You want to divide your data set evenly into a chosen number of buckets (or groups), where each bucket contains roughly the same number of values. Using characteristics of the data to create the buckets could lead to the groups being uneven. For example, if you’re dividing records on people, using age or gender as a selection basis may lead to unevenly sized groups. In order to ensure that the groups are even, you can randomly distribute the data by using a random number generator.

Solution

<base table="pub.doc.retail.altseg.customers"/>
<willbe name="picker" value="draw(12345;10)"/>
<tabu label="Tabulation on Customer Master" breaks="picker">
  <tcol source="cust_age" fun="avg" label="Average`age"/>
  <tcol source="cust_age" fun="cnt" label="# Records"/>
</tabu>

Discussion

To divide your data into an equal number of buckets, you need to create a new column that assigns each record a number to determine their bucket. Say you wanted 10 buckets, then each value in your data set would need to be assigned a number 1 through 10. In order to make these assignments random, you can use the draw(X;Y) function, where the value given to Y is the number of buckets desired.

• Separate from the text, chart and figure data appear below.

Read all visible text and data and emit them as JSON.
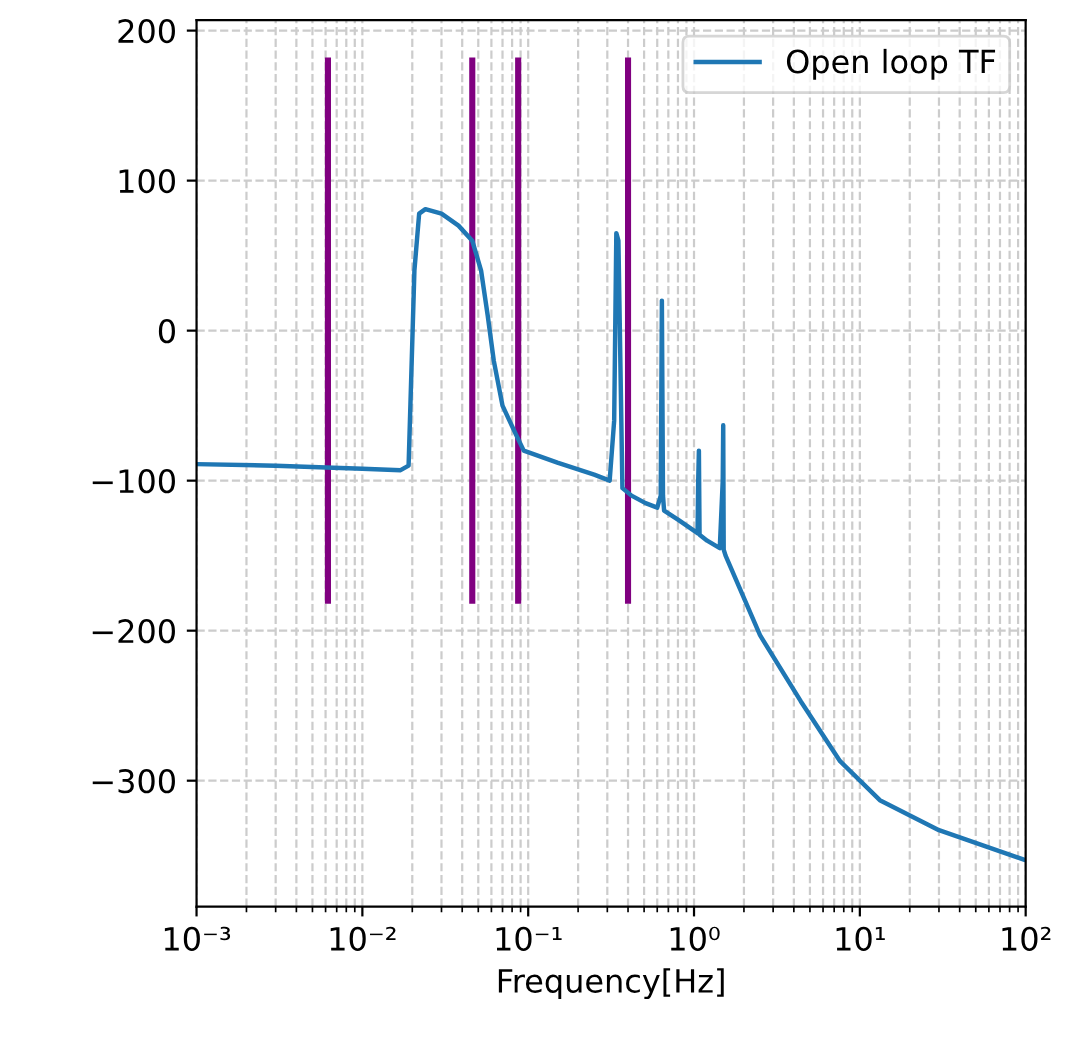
{
  "chart_data": {
    "type": "line",
    "xlabel": "Frequency[Hz]",
    "log": "x",
    "grid": true,
    "legend": "top right",
    "xlim": [
      0.001,
      100
    ],
    "ylim": [
      -384,
      207
    ],
    "xticks": [
      {
        "value": 0.001,
        "label": "10⁻³"
      },
      {
        "value": 0.01,
        "label": "10⁻²"
      },
      {
        "value": 0.1,
        "label": "10⁻¹"
      },
      {
        "value": 1,
        "label": "10⁰"
      },
      {
        "value": 10,
        "label": "10¹"
      },
      {
        "value": 100,
        "label": "10²"
      }
    ],
    "yticks": [
      {
        "value": -300,
        "label": "−300"
      },
      {
        "value": -200,
        "label": "−200"
      },
      {
        "value": -100,
        "label": "−100"
      },
      0,
      100,
      200
    ],
    "series": [
      {
        "color": "#800080",
        "x": [
          0.0062,
          0.0062,
          null,
          0.046,
          0.046,
          null,
          0.087,
          0.087,
          null,
          0.4,
          0.4
        ],
        "values": [
          -180,
          180,
          null,
          -180,
          180,
          null,
          -180,
          180,
          null,
          -180,
          180
        ]
      },
      {
        "name": "Open loop TF",
        "color": "#1f77b4",
        "x": [
          0.001,
          0.003,
          0.01,
          0.017,
          0.019,
          0.0206,
          0.022,
          0.024,
          0.03,
          0.038,
          0.046,
          0.052,
          0.057,
          0.062,
          0.07,
          0.085,
          0.094,
          0.15,
          0.25,
          0.31,
          0.33,
          0.34,
          0.35,
          0.37,
          0.42,
          0.51,
          0.6,
          0.63,
          0.64,
          0.65,
          0.66,
          0.8,
          1.05,
          1.06,
          1.07,
          1.08,
          1.2,
          1.43,
          1.49,
          1.5,
          1.51,
          1.55,
          2.5,
          4.4,
          7.6,
          13.2,
          30,
          100
        ],
        "values": [
          -89,
          -90,
          -92,
          -93,
          -90,
          40,
          78,
          81,
          78,
          70,
          60,
          40,
          10,
          -20,
          -50,
          -70,
          -80,
          -88,
          -96,
          -100,
          -60,
          65,
          60,
          -105,
          -110,
          -115,
          -118,
          -110,
          20,
          -110,
          -120,
          -126,
          -135,
          -100,
          -80,
          -136,
          -140,
          -145,
          -100,
          -63,
          -146,
          -150,
          -203,
          -247,
          -287,
          -313,
          -333,
          -353
        ]
      }
    ]
  }
}
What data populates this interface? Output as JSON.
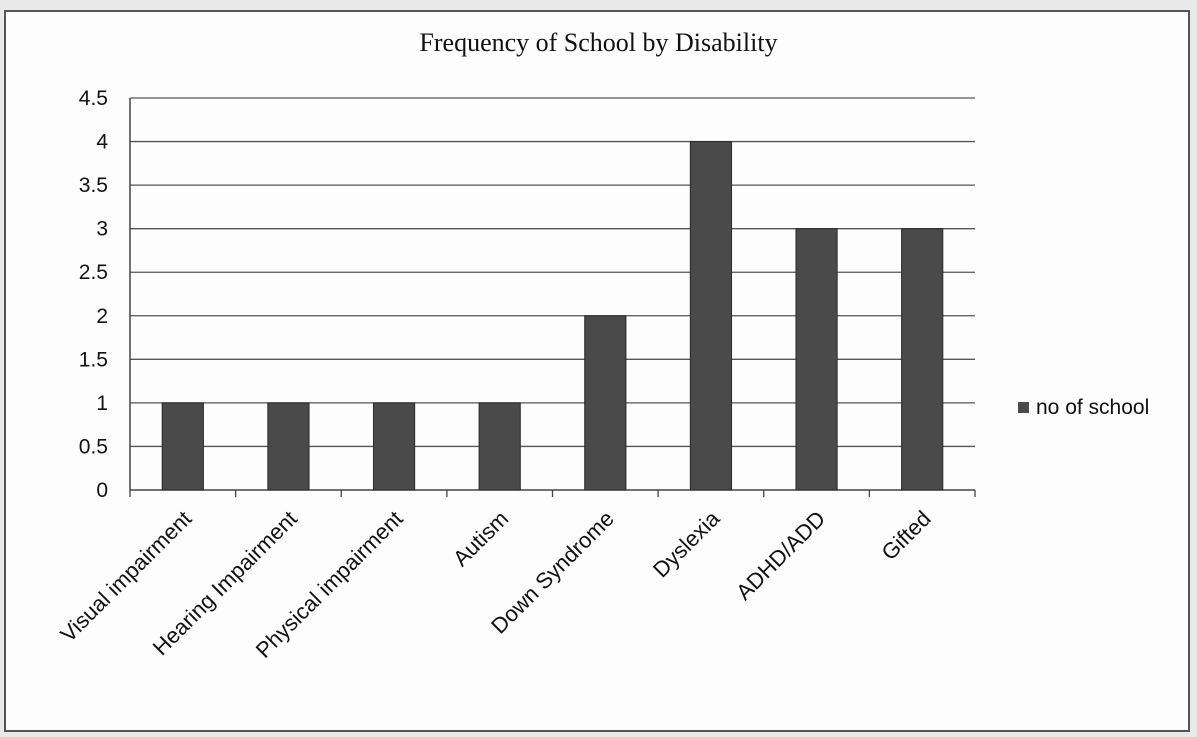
{
  "chart_data": {
    "type": "bar",
    "title": "Frequency  of School by Disability",
    "categories": [
      "Visual impairment",
      "Hearing Impairment",
      "Physical impairment",
      "Autism",
      "Down Syndrome",
      "Dyslexia",
      "ADHD/ADD",
      "Gifted"
    ],
    "series": [
      {
        "name": "no of school",
        "values": [
          1,
          1,
          1,
          1,
          2,
          4,
          3,
          3
        ]
      }
    ],
    "ylim": [
      0,
      4.5
    ],
    "yticks": [
      "0",
      "0.5",
      "1",
      "1.5",
      "2",
      "2.5",
      "3",
      "3.5",
      "4",
      "4.5"
    ],
    "grid": true,
    "legend_position": "right",
    "bar_color": "#4a4a4a"
  }
}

Additionally, this solution uses tabulations to make sure each bucket created contains roughly the same number of values and that the average of each bucket is comparable.

Common errors

The query failed after 0.0 seconds with the message: Computed column picker cannot be parsed: Inappropriate argument for "draw": With the draw(X;Y) function, X is used as a seed, which is used to generate the random numbers before each is assigned a value from Y. This number can be any integer, however if it exceeds 2,147,483,646 you will receive this error.